İzlerken midem bulandı

İlhan Atış (Adana Valisi): Ben dizi izlemem ama Hanımın Çiftliği Adana'da çekildiği için, Adana'nın nasıl yer aldığını gözlemlemek için izledim. Sanat veya film eleştirmeni değilim. Buradaki şiddet rolleri ibret mi olur, örnek mi? Hepimiz şiddetten şikâyetçiyiz ama bu sahnelerle insanların beyinlerindeki gizli noktaların uyarılmadığını kim söyleyebilir? Kadına olan şiddete müthiş karşıyım. Adana'nın medya kanalıyla adli vakalarla yerleşen imajı belli. Adana'nın muhteşem yüzünü gösteren çalışmalar varken, bir dizi Adanalıları karılarını, kızlarını dövenler olarak algılanıyor.

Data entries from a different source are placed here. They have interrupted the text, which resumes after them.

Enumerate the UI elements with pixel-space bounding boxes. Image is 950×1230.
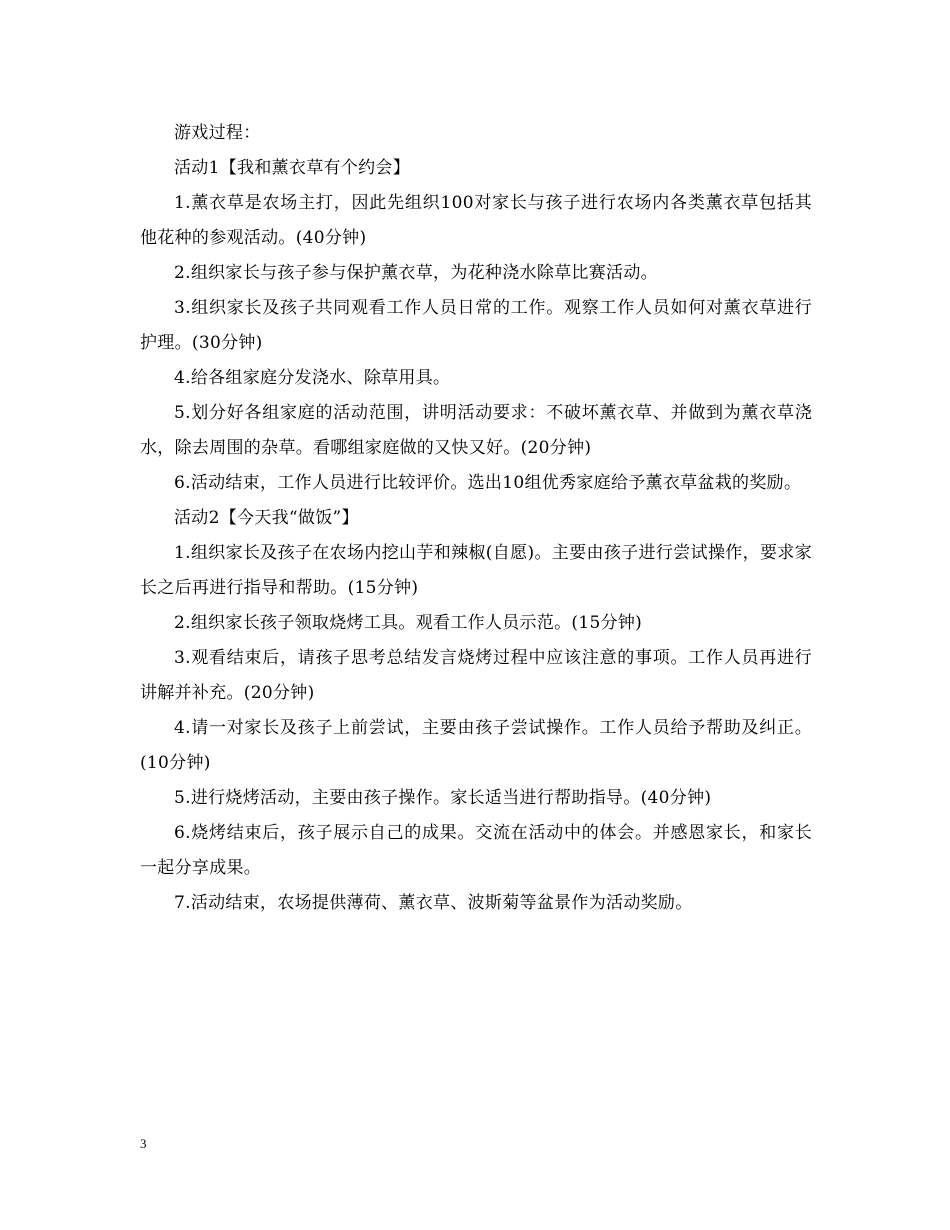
- paragraph-activity-2-step-6: 6.烧烤结束后，孩子展示自己的成果。交流在活动中的体会。并感恩家长，和家长一起分享成果。: [140, 823, 812, 878]
- paragraph-activity-1-step-5: 5.划分好各组家庭的活动范围，讲明活动要求：不破坏薰衣草、并做到为薰衣草浇水，除去周围的杂草。看哪组家庭做的又快又好。(20分钟): [140, 403, 812, 458]
- paragraph-section-heading: 游戏过程：: [174, 123, 261, 143]
- paragraph-activity-1-step-6: 6.活动结束，工作人员进行比较评价。选出10组优秀家庭给予薰衣草盆栽的奖励。: [174, 473, 802, 493]
- document-body: [140, 116, 812, 921]
- paragraph-activity-1-step-2: 2.组织家长与孩子参与保护薰衣草，为花种浇水除草比赛活动。: [174, 263, 658, 283]
- paragraph-activity-2-step-1: 1.组织家长及孩子在农场内挖山芋和辣椒(自愿)。主要由孩子进行尝试操作，要求家长之后再进行指导和帮助。(15分钟): [140, 543, 812, 598]
- paragraph-activity-1-step-3: 3.组织家长及孩子共同观看工作人员日常的工作。观察工作人员如何对薰衣草进行护理。(30分钟): [140, 298, 812, 353]
- paragraph-activity-2-step-7: 7.活动结束，农场提供薄荷、薰衣草、波斯菊等盆景作为活动奖励。: [174, 893, 693, 913]
- paragraph-activity-2-step-2: 2.组织家长孩子领取烧烤工具。观看工作人员示范。(15分钟): [174, 613, 643, 633]
- paragraph-activity-2-step-4: 4.请一对家长及孩子上前尝试，主要由孩子尝试操作。工作人员给予帮助及纠正。(10分钟): [140, 718, 812, 773]
- page-number: 3: [140, 1136, 147, 1151]
- paragraph-activity-2-step-3: 3.观看结束后，请孩子思考总结发言烧烤过程中应该注意的事项。工作人员再进行讲解并补充。(20分钟): [140, 648, 812, 703]
- paragraph-activity-1-step-1: 1.薰衣草是农场主打，因此先组织100对家长与孩子进行农场内各类薰衣草包括其他花种的参观活动。(40分钟): [140, 193, 812, 248]
- paragraph-activity-1-title: 活动1【我和薰衣草有个约会】: [174, 158, 411, 178]
- paragraph-activity-2-title: 活动2【今天我“做饭”】: [174, 508, 359, 528]
- paragraph-activity-1-step-4: 4.给各组家庭分发浇水、除草用具。: [174, 368, 451, 388]
- paragraph-activity-2-step-5: 5.进行烧烤活动，主要由孩子操作。家长适当进行帮助指导。(40分钟): [174, 788, 712, 808]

Sigara içilen sahneleri TV'de göstermiyoruz da bu şiddeti nasıl gösteriyoruz? İzlerken rahatsız oldum, midem bulandı. Yarın buna benzer bir hadise olduğunda 'Hanımın Çiftliği gerçek oldu' diye yazacaklar. Buna en çok Adana'daki hanımların karşı çıkması gerekir.

***

RTÜK'e suç duyurusunda bulunuyorum

Prof. Dr. Azim Öztürk (Seyhan Bld. Bşk): Adanalıyık, bici yerik, şalgam içerik... Buraya kadar problem yok. Bireysel vakalar olmuş olsa da adliye vakası söz konusu olunca medyanın şuuraltında Adana'nın akla gelmesini doğru bulmuyorum. Adana imajı bu diziyle bir kez daha zedelenmektedir. Sanatçıları tenzih ediyorum, onlar rollerini yapıyorlar ama yapımcısını ve yayınlayan TV kanalını kınıyorum. 25 yıldır Adana'dayım, 5,5 yıldır belediye başkanıyım, binlerce öğrenci yetiştirdim, böyle bir küfre rastlamadım. Bunu 70 milyon izliyor ve izleyenler yeni bir küfür tarzını da öğrenmiş oluyor. Bunun da bir sorumluluğu yok mudur? Buradan RTÜK'e suç duyurusunda bulunuyorum.